In last January 2020 Nicola returned to Ecuador for the last round of her work building rain water collection systems for some of the poorest farmers in the area affected by the oil waste (she will never take a plane again after this). She found that there were a range of people well qualified to work with the Inga system who were not getting access to the work done so far. This turned out to be rooted in politics; since Ermel became president of the Frente (FDA) he was refusing to work with the rival organisation UDAPT (with a wider range of claimants in the case against Texaco/Chevron). In the face of Ermel’s opposition Nicola organised a very successful gathering held at the Unidad Juan Jimenez, hosted by the newly arrived new Rector Orlando Guarnizo (one of the original recipients of the Inga seedlings in 2016). On 28th Feb 2020 11 of the Inga farmers gathered to compare their experience, with Nataly Grevy from the Amazonian University who shared her soil tests taken in 4 of the sites, and Belia from Clinica Ambiental, a group of excellent permaculture teachers who work right across the Ecuadorian Amazon (and are closely connected to UDAPT), Lexie Gropper, creator and leader of the Guardians of the Soil course, and 8 indigenous leaders from 4 nations  - Siona, Sekopai, Cofan and Kichwa - brought by an NGO called YAKUM; altogether 56 people attended this very successful day.


The politics problem has sadly led to Ermel leaving the project, and taking the FDA out of it. But Jose is now well established and able to operate on our behalf in collaboration with all these new partners, under the umbrella of the Colegio Juan Jimenez. It is frustrating that before we could start to take advantage of the new network, COVID 19 has closed down all movement. We are paying Jose directly for the moment until a better system is in place with Juan Jimenez, and he is in touch with quite a few farmers by phone. 


The indigenous groups participating are traditional practitioners of slash and burn farming, who know it is now unsustainable and are excited by the possibilities offered by Inga. A key observation from Nicola’s visit is the effect of Inga in restoring soil compacted by cattle, with farmers saying they will grow Inga instead of cutting more forest to find new fertile land. One farmer, Marcela Medina, who sowed Inga trees in October 2018 into land compacted by cattle, planted cocoa bushes in her Inga alleys soon after the trees were sown, and since she planted cocoa on the land outside, we have an immediate comparison. Even before her first pruning (trees now 5-6 metres and pruning expected very soon), the cocoa inside the alleys was already fruiting (unheard of so fast), while the plants outside were still small. That is without a mulch cycle.  

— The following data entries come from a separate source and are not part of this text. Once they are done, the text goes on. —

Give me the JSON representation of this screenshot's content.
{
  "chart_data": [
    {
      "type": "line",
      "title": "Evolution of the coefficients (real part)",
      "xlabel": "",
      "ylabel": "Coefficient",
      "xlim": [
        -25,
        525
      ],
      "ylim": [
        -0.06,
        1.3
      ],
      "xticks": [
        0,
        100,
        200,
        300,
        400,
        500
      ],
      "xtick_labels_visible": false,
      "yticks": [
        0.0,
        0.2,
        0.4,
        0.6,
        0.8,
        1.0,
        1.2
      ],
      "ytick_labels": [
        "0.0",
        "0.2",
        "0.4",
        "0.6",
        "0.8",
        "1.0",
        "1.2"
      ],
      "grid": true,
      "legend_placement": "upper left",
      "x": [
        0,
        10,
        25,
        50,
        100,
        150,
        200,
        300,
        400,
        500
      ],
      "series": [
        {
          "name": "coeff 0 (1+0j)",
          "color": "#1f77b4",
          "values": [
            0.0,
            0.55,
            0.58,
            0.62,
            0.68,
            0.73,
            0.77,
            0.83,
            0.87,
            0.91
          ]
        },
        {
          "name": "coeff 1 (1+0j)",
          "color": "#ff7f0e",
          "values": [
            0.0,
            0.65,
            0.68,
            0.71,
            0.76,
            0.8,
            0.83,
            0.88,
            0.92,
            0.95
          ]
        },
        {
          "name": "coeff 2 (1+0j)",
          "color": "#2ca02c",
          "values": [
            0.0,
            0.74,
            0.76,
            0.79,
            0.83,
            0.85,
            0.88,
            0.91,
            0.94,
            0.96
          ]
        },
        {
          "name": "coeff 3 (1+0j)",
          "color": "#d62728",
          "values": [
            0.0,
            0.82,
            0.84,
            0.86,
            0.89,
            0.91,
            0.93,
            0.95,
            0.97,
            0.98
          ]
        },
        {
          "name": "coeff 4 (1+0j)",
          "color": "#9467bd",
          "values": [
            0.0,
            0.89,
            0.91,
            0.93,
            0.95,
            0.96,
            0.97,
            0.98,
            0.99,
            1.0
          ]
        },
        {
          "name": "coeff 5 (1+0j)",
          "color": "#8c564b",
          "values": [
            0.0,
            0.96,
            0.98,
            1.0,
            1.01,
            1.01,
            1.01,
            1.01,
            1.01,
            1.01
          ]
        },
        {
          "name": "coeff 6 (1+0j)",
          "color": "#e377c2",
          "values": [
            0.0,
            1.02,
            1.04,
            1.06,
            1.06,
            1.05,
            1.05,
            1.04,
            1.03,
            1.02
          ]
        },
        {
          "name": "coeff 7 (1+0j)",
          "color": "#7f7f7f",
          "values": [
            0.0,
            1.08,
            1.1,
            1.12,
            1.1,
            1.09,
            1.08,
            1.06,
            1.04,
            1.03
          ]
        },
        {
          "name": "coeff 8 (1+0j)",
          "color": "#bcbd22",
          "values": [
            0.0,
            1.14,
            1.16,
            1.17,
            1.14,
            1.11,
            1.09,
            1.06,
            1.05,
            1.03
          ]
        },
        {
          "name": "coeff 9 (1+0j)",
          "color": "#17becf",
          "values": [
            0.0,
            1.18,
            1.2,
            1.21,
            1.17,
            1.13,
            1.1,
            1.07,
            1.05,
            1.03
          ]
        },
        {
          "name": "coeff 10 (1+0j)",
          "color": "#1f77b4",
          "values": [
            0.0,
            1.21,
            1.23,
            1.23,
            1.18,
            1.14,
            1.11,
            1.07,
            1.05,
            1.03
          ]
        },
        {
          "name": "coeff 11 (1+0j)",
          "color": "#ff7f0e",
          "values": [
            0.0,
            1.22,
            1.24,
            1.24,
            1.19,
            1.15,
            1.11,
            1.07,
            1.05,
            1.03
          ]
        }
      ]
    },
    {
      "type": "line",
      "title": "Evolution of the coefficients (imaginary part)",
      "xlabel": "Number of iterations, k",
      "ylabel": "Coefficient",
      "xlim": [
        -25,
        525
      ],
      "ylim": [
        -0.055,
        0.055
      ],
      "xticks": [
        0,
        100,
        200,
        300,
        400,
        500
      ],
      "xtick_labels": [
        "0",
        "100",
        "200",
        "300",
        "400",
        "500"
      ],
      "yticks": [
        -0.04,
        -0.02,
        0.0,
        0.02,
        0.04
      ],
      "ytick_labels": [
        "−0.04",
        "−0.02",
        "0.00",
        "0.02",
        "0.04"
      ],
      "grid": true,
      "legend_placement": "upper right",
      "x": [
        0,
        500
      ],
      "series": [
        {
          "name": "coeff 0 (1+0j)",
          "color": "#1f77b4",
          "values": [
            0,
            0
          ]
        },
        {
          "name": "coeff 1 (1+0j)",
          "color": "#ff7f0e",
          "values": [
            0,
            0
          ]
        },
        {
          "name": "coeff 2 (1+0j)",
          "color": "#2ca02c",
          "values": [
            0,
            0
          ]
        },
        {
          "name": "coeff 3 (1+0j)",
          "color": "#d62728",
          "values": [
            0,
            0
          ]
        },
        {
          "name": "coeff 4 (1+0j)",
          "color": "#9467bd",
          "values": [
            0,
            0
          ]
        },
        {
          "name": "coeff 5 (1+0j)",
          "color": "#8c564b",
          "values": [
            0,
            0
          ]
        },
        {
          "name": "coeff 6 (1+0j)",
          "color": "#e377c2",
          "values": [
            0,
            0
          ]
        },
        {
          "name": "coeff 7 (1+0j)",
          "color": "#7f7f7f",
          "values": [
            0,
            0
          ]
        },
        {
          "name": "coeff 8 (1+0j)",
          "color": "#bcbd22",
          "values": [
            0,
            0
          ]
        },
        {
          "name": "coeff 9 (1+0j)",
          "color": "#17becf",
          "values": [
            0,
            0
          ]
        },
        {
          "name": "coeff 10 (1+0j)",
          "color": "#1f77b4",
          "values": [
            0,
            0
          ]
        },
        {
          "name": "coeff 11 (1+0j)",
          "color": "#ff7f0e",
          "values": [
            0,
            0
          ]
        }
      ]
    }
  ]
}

Comparison plots have been set up on 2 other sites – Nelly Valarezo’s farm, and at the College in Lumbaqui, so the disruption from COVID comes at a very annoying time.


We are starting to have valuable data on 

·      Leaf weights at pruning on most of the sites, with interesting results: for instance Mariana Moreno’s plot first pruning June 2018 av weight very low: 3.86 Lbs per tree; second pruning Mar 2020 30 Lbs per tree – so the trees are hugely improving their fertility.

·      Soil organic matter inside and outside plots

·      Microbiology inside and outside plots


What we are sadly lacking is consistent data on harvest weights. Jose has now fully understood the importance of collecting that data.

We have money remaining to pay him till the end of 2020, so need to start seeking funds for continuing beyond that. Once the system is embedded in the teaching of the Juan Jimenez network, Clinica Ambiental, and Guardians of the Soil, and being promoted by the University of the Amazon both in Sucumbios, and its site in the far South of the country in Pastaza province, I am confident they will be able to continue without relying on us, but another couple of years working with Jose will do a lot to consolidate the work. Nicola’s input will continue to be crucial and once she is back in GB we will look forward to making plans.